Лорканн непритворно вздохнул, поражаясь бесхитростности Онгхуса.
— Граница уже есть, она прошла, хочешь ты того или нет, а видимо хочешь, мы серьезно отличаемся, хотя бы сами по себе, — Лорканн подвинулся на скатанном одеяле головой, продолжая менторским тоном. — Каждый неблагой имеет свободу, которой волен распоряжаться без подсказок, выпестовывать те или иные качества, представляющиеся ему лучшими в себе…
Онгхус, конечно, не вытерпел долго.
— Оставь свои древние бредни другим! Тем, кто будет тебя слушать! — склонился к самому лицу, и Лорканн понял, что не удержится.
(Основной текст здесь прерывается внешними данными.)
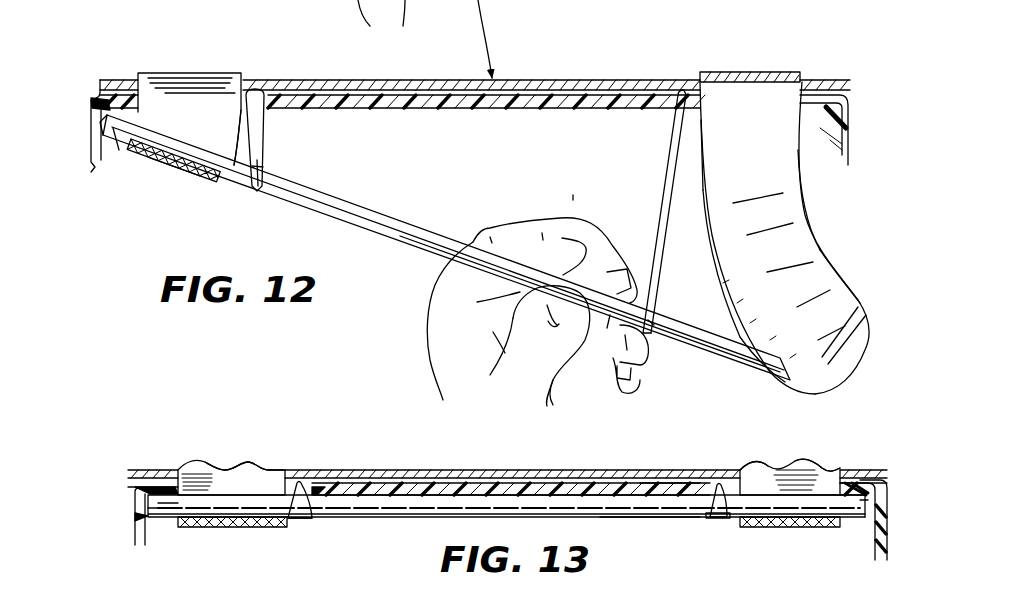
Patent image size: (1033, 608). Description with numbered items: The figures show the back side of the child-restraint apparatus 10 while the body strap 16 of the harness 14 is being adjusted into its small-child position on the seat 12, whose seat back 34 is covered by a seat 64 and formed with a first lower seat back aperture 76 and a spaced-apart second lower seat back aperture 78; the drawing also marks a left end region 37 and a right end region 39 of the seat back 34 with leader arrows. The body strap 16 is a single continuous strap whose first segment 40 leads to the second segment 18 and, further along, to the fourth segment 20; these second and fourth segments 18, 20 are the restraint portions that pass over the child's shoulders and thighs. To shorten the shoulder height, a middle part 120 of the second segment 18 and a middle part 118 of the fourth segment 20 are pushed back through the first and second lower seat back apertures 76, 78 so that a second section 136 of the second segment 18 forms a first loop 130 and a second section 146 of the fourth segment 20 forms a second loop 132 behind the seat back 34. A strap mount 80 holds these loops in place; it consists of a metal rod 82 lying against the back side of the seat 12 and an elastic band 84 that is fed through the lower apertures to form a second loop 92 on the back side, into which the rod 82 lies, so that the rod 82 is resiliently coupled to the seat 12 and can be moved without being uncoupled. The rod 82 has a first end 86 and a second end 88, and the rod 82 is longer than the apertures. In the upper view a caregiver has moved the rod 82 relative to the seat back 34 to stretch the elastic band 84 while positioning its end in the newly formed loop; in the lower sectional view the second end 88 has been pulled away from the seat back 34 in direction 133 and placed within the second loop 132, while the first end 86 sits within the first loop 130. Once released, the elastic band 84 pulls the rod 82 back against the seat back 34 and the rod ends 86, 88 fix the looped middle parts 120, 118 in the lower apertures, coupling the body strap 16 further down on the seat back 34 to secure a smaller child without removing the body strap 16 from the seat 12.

— Дай-ка я проясню для тебя кое-что, — предвкушающе улыбнулся и подобрался, чтобы резко сесть. — Во-первых, это не бредни, а закон королевства, а во-вторых, оскорблять закон в присутствии короля чревато!
До Онгхуса еще доходил смысл слов, он лишь начинал усмехаться, когда грифон резко присел, не вырываясь из веревок, но разбивая лбом чужую переносицу.
Онгхус взвыл и шарахнулся в сторону, не привыкший получать сдачу.
— Я уже сказал, король — страж и мерило, ты недальновиден и слабопамятен, мой дорогой бунтовщик! И насчет грифонов я тебя тоже предупреждал! — высокий голос Лорканна дразнил бунтовщика сверх всякой меры, а потому Лорканн не удивился, приметив замах для удара.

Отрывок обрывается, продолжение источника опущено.